Graduate Alumni > Delaney Demott (MFA 2013)

Sleeping In The Wet Spot.
Mixed Media Installation: Foam core, wood, spray paint, silicone, mica, satin pillow, seed beads, and clear museum gel
2013
Make Room For Me. (female)
Mixed media installation: Ceramic, foam, digital print on canvas, grommets, and plastic.
2013
Make Room For Me. (male)
Mixed Media Installation: Foam, digital print on vinyl sticker, paper mache, and resin.
2013
Giving Permissions.
Digital print on cotton silk and tack
2012
I Think I’m Done.
Mixed Media Installation: Digital print, 2x4, foam and paint
2016
Does It Have To Be So Dramatic?
Digital print, clay
24"x36"
2012
Does It Have To Be So Dramatic?
Collage
72"x36"x6"
2012

I am propelled by my incessant curiosity to entertain irrational, profane and humorous notions from within my imagination. Yielding to the impulses aroused by the conceptual and material teases of this contrived world, I pursue the discovery of new territories in identity, character and sexuality. Engaging in the playful periphery of the imagined, I reinterpret self-constructed identity through layered stages of digital and sculptural representation.
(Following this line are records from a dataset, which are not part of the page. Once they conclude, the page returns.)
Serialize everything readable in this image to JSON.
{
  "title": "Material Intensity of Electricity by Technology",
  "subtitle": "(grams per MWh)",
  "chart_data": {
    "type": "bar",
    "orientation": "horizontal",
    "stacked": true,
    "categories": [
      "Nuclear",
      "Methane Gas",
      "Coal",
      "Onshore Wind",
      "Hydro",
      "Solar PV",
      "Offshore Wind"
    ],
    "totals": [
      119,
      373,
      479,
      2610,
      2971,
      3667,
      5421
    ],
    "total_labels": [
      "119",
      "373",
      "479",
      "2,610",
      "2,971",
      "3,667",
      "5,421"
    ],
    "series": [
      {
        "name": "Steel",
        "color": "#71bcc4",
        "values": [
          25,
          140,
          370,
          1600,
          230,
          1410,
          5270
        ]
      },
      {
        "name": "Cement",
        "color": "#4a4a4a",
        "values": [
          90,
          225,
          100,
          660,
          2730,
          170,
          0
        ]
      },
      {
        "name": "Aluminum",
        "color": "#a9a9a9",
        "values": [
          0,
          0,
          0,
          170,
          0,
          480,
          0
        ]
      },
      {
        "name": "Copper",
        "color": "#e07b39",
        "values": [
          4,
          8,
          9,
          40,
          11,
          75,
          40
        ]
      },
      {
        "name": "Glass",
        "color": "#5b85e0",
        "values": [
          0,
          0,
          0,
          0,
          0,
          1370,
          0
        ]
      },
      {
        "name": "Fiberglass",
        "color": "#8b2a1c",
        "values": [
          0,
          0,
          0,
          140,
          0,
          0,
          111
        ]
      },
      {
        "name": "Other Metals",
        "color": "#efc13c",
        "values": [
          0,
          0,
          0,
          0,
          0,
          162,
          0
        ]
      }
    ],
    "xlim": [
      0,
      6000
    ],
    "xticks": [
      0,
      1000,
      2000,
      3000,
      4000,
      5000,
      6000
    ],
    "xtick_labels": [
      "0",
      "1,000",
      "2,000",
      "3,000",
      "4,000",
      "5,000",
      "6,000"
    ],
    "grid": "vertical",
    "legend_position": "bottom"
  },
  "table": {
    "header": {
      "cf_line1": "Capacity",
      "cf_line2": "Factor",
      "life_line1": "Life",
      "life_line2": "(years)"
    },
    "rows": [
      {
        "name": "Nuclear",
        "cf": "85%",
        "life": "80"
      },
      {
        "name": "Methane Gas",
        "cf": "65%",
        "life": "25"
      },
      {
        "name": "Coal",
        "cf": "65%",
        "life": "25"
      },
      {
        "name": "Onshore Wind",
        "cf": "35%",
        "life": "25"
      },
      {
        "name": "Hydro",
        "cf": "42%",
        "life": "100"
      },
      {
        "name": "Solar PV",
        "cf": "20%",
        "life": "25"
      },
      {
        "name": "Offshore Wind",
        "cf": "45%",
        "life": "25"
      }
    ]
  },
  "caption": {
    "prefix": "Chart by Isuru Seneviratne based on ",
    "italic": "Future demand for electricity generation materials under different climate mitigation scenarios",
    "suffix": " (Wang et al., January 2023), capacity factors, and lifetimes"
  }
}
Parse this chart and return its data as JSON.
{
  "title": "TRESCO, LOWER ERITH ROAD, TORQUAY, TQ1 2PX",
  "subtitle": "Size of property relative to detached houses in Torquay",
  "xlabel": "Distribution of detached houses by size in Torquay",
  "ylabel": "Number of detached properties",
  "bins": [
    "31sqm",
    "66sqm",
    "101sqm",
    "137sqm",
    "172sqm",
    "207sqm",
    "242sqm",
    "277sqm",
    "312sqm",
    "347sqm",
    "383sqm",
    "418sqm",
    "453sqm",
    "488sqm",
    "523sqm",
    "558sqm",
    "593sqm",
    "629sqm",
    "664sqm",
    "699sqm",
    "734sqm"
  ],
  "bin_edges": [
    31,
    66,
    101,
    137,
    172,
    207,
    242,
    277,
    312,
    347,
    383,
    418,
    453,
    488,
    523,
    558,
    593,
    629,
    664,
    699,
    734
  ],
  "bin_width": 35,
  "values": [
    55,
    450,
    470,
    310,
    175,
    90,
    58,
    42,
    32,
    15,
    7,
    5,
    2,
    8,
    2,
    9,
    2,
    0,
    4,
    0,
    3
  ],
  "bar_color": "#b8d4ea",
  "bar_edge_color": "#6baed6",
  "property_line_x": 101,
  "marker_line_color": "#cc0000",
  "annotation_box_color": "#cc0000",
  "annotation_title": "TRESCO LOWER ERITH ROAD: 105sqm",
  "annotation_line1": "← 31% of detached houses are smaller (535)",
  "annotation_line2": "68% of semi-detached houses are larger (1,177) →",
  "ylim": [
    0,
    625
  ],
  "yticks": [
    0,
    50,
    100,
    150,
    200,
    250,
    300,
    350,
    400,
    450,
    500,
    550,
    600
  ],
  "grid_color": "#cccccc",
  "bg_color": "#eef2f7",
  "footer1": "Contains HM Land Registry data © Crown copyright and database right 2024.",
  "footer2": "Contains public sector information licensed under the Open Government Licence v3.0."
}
Mining social media technology, I explore my costumed and contrived portrait through the lens of a laptop web cam. Mirroring how one crafts their identity through strata of experience, perception and media, each layer of the digitally constructed image acknowledges the other by retaining the haloed artifact from their cut and paste articulation. History hangs in these marks, revealing the process behind the manipulated surface. Moving fluidly between wall-mounted collage and free standing sculpture, figural fragments are shaped, cobbled, amassed, and photographed into a digital and sculptural bricolage. A liberated variety of techniques and materials help to define the works conceptual bearing.

When installed, self-portraits, collages and assemblages respond to one another by assuming the roles of predator, prey, wallflower, outcast, leader, member of the cast, sexpot, and virgin. With everyone acting their part, a community of characters develops, shaping an insular narrative. So entranced by each other, the characters seemingly deny the presence of the viewing audience. As a result, the onlooker may get the sense that they need not be present for the conjuncture to be actualized and therefore could possibly take on the role as a voyeur.

In the piece “Make Room For Me.” a collage self-portrait is physically and digitally manipulated to create a ten-foot tall collage installation. The wall is the canvas upon which I build the portrait, piece by piece, layering digital prints with paint, paper, foam, clay, plastic, and papier- mâché. Her mouth is masked and her original appendages are removed and simply suggested using a stenciled, vellum shape. In spite, of her physical deficiencies, power lies in her confrontational, cold stare and is amplified by a band of Lucite stationed over her eyes. Who is this partially dressed mythic woman? Is she a sex object, a mother, a warrior or the practical one in the relationship?